Lorque les accusations contre Pascal prennent des proportions de plus en plus importantes dans un deuxième temps, l'émancipation de la jeune fille rime désormais avec la lutte du couple contre la vindicte populaire (les habitants de l'île prenant les traits des villageois du conte prêts à condamner tout ce qui leur apparaît différent). La tempête dans laquelle se trouve prise Moll la fait plonger dans une quête de ses blessures les plus profondes pour comprendre sa véritable nature, son isolement à la fois voulu et contraint en devient ainsi jusqu'au-boutiste face la colère globale (à l'image, elle en viendra à se fondre à la nature elle-même pour se retrouver).
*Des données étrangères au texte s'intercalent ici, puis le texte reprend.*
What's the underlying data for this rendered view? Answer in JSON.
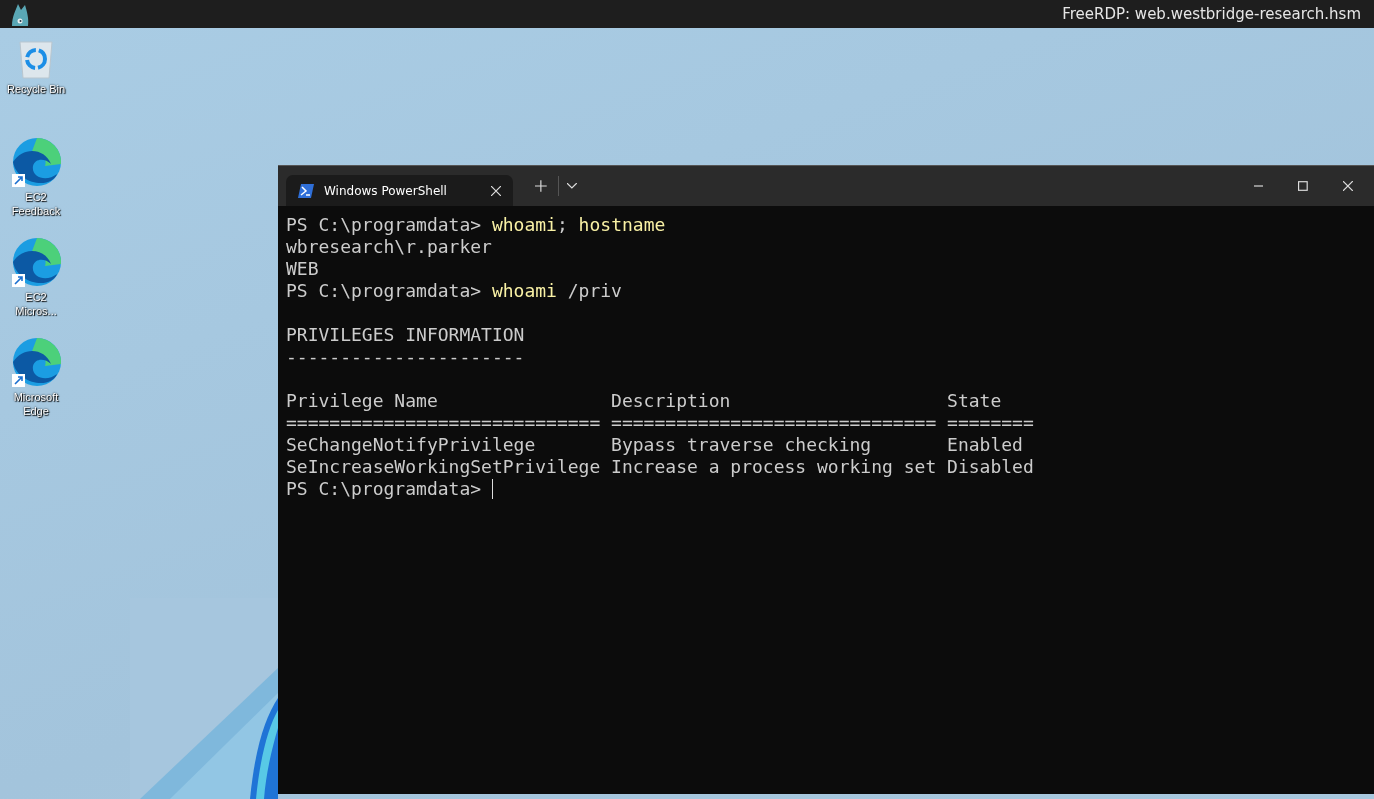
{
  "remote_session": {
    "title": "FreeRDP: web.westbridge-research.hsm"
  },
  "desktop_icons": [
    {
      "label": "Recycle Bin",
      "kind": "recycle"
    },
    {
      "label": "EC2 Feedback",
      "kind": "shortcut"
    },
    {
      "label": "EC2 Micros...",
      "kind": "shortcut"
    },
    {
      "label": "Microsoft Edge",
      "kind": "shortcut"
    }
  ],
  "terminal": {
    "tabs": [
      {
        "label": "Windows PowerShell",
        "selected": true
      }
    ],
    "blocks": [
      {
        "lines": [
          [
            {
              "text": "PS C:\\programdata> ",
              "kind": "plain"
            },
            {
              "text": "whoami",
              "kind": "command"
            },
            {
              "text": ";",
              "kind": "plain"
            },
            {
              "text": " hostname",
              "kind": "command"
            }
          ],
          [
            {
              "text": "wbresearch\\r.parker",
              "kind": "plain"
            }
          ],
          [
            {
              "text": "WEB",
              "kind": "plain"
            }
          ],
          [
            {
              "text": "PS C:\\programdata> ",
              "kind": "plain"
            },
            {
              "text": "whoami",
              "kind": "command"
            },
            {
              "text": " /priv",
              "kind": "plain"
            }
          ]
        ]
      },
      {
        "lines": [
          [
            {
              "text": "PRIVILEGES INFORMATION",
              "kind": "plain"
            }
          ],
          [
            {
              "text": "----------------------",
              "kind": "plain"
            }
          ]
        ]
      },
      {
        "lines": [
          [
            {
              "text": "Privilege Name                Description                    State",
              "kind": "plain"
            }
          ],
          [
            {
              "text": "============================= ============================== ========",
              "kind": "plain"
            }
          ],
          [
            {
              "text": "SeChangeNotifyPrivilege       Bypass traverse checking       Enabled",
              "kind": "plain"
            }
          ],
          [
            {
              "text": "SeIncreaseWorkingSetPrivilege Increase a process working set Disabled",
              "kind": "plain"
            }
          ],
          [
            {
              "text": "PS C:\\programdata> ",
              "kind": "plain"
            }
          ]
        ]
      }
    ]
  }
}
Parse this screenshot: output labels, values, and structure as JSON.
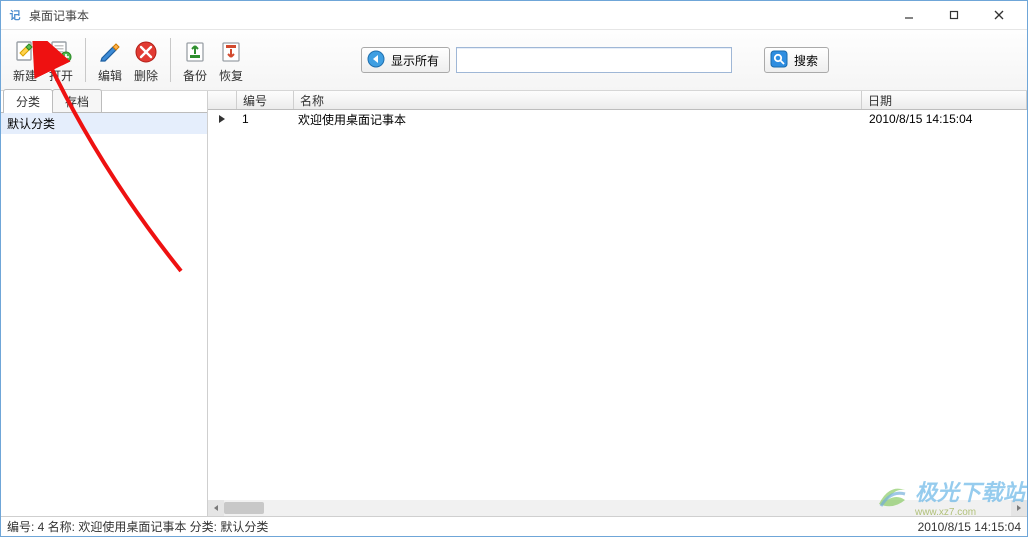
{
  "window": {
    "icon_text": "记",
    "title": "桌面记事本"
  },
  "toolbar": {
    "new_label": "新建",
    "open_label": "打开",
    "edit_label": "编辑",
    "delete_label": "删除",
    "backup_label": "备份",
    "restore_label": "恢复",
    "show_all_label": "显示所有",
    "search_label": "搜索",
    "search_value": ""
  },
  "sidebar": {
    "tabs": [
      {
        "label": "分类",
        "active": true
      },
      {
        "label": "存档",
        "active": false
      }
    ],
    "items": [
      {
        "label": "默认分类",
        "selected": true
      }
    ]
  },
  "list": {
    "columns": {
      "id": "编号",
      "name": "名称",
      "date": "日期"
    },
    "rows": [
      {
        "id": "1",
        "name": "欢迎使用桌面记事本",
        "date": "2010/8/15 14:15:04",
        "current": true
      }
    ]
  },
  "statusbar": {
    "left": "编号: 4  名称: 欢迎使用桌面记事本   分类: 默认分类",
    "right": "2010/8/15 14:15:04"
  },
  "watermark": {
    "text": "极光下载站",
    "sub": "www.xz7.com"
  }
}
L'acceptation de son passé par la jeune femme et leurs conséquences en viendront incidemment à nous faire remettre en perspective le comportement de ses proches depuis les premiers instants : au fond, n'étaient-ils pas le couvercle qui empêchait la cocotte-minute Moll d'imploser face à une introspection qu'elle ne pourrait supporter ou, même pire, dans le cas contraire ?
Lorsque l'émotion de la masse de la population insulaire retombera quelque peu, le fameux poil évoqué au début aura repoussé comme un symbole et, dans une dernière partie certes plus faible dans son déroulement (les rebondissements annexes sont toujours prévisibles) mais passionnante au regard de l'ampleur qu'elle fait prendre à la relation du couple, Moll devra faire un choix crucial.
La question sera de savoir si, en dehors d'un dépassement mutuel, une ombre peut en accepter une autre bien plus grande ou si elle doit nécessairemment s'en détacher pour ne pas s'y perdre ? Jusqu'à sa conclusion, "Jersey affair" fera douter le spectateur, pris sous le poids anxiogène de la décision de Moll à venir...
Michael Pearce revisite donc de manière quasi-psychanalytique "La Belle et la Bête" à travers la relation d'un couple mis au ban de la société pour sa différence. En détournant les ressorts du matériau de base pour en faire un duel littéral de noirceurs dans un cadre contemporain policier un poil prévisible (seule petite ombre au tableau sans mauvais jeu de mots), il livre un premier film réussi et simplement passionnant à suivre au vu du chemin parcouru par la mèche allumée du bâton de dynamite issue de la rencontre de ce couple fascinant.